Sir: Land-based salmon farming is nothing new (‘Notes on salmon’, 25 November). I worked on a land-based salmon farm in the very early 1980s, spending two wonderful years living on the edge of Loch Fyne. The salmon were, as Prue Leith points out, excellent quality, being in a good current and a clean environment. The superior quality of the fish meant the farm was the sole supplier of farmed salmon to Harrods.
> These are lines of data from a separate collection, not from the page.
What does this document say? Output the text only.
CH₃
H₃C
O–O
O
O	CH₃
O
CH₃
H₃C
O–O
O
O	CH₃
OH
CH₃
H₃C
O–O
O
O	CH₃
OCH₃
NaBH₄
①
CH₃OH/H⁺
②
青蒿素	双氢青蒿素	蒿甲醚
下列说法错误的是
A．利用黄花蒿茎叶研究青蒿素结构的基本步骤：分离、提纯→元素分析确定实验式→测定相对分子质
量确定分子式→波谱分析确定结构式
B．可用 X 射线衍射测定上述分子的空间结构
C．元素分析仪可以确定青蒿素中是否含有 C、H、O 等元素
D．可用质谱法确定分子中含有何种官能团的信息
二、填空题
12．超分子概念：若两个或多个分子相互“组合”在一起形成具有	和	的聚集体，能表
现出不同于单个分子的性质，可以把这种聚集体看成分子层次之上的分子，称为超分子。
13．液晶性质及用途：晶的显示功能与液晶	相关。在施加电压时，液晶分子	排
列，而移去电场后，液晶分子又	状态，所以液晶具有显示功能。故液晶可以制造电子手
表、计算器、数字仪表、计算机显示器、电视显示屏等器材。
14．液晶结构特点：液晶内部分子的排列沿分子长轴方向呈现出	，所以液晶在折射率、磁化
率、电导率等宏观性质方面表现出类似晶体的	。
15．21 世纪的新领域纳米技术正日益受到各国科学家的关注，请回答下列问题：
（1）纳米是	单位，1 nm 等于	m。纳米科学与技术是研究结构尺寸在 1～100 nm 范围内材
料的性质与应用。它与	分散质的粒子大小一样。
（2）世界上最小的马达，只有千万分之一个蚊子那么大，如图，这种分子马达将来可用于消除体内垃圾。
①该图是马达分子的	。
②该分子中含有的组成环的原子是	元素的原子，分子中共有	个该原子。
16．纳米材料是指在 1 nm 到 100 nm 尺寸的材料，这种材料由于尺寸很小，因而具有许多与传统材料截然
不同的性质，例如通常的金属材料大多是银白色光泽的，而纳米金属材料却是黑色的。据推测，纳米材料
Once cage-farming was industrialised, the cost of land-based farming became prohibitive. However, the land-based method increasingly makes sense once the external costs of offshore farming – both environmental and ethical – are borne by the producers. Planning permission has just been recommended for approval for a major land-based salmon farm in Grimsby.


Grant Forbes

Beverley, East Riding of Yorkshire

Not all quiet

Sir: I read with interest Toby Young’s Armistice Day article (No sacred cows, 18 November). I organise the Western Front Association’s annual Armistice Day service at the Cenotaph. Had he been with us on Whitehall rather than in Parliament Square, he wouldn’t have spotted much ‘old-fashioned decency’ at 11 a.m. Our beautiful service was disrupted throughout by vile yobs in the areas where the public can stand and watch. This included shouting, laughing and singing from a large group 300 yards down Whitehall, which persisted throughout the service, including during the wreath-laying. Others climbed the scaffolding of a nearby building and passed around beer cans. These groups suggested they had come to ‘defend’ the Cenotaph from the much later pro-Palestinian march. In fact, the Cenotaph was nobly defended by armed police from early morning. Incredibly, they needed to provide a cordon to stop these yobs getting into our service.

Rich M. Hughes

Trustee, Western Front Association

London SW13

Name-calling

Sir: As someone whose name is frequently mangled, I’m never annoyed when people ask how it is pronounced (‘The real reason the civil service needs reform’, 25 November). The problem with pledges like ‘Say My Name’ – and indeed the practice of signing off with one’s pronouns – is the assumption that the interlocutor, if unsure, is too uncouth to ask, or that such a question might be considered intrusive. Surely in a professional context, it’s a good starting point to assume that people are civilised?

Adrian Pascu-Tulbure

London SW6

Home truths

Sir: Your item on former prime ministers serving as foreign secretaries (Barometer, 18 November) did not extend to Sir Alec Douglas-Home holding the post twice, since the other occasion was before he was prime minister. Prior to serving from the Commons in Edward Heath’s cabinet, he had been Harold Macmillan’s foreign secretary from the Lords, as the 14th Earl of Home – before renouncing his peerage a few days after he became prime minister in 1963. While many foreign secretaries have gone on to be PM, only Home has done so from both Houses. Interestingly, the UK’s last Lords-based prime minister, the 3rd Marquess of Salisbury (1895-1902), was also his own foreign secretary.

Malcolm Watson
Ryde, Isle of Wight

No smoking

Sir: Rory Sutherland makes eminent sense in his column ‘We need to talk about cannabis’ (18 November). However, I cannot let go of the story of my twin brother who smoked cannabis, which led to experimentation with harder stuff and to his death at 44 of an overdose. That, combined with a conversation when we were 35 about his having attended 20 funerals of people of his own age, persuaded me that cannabis, outside its medicinal use, is bad news.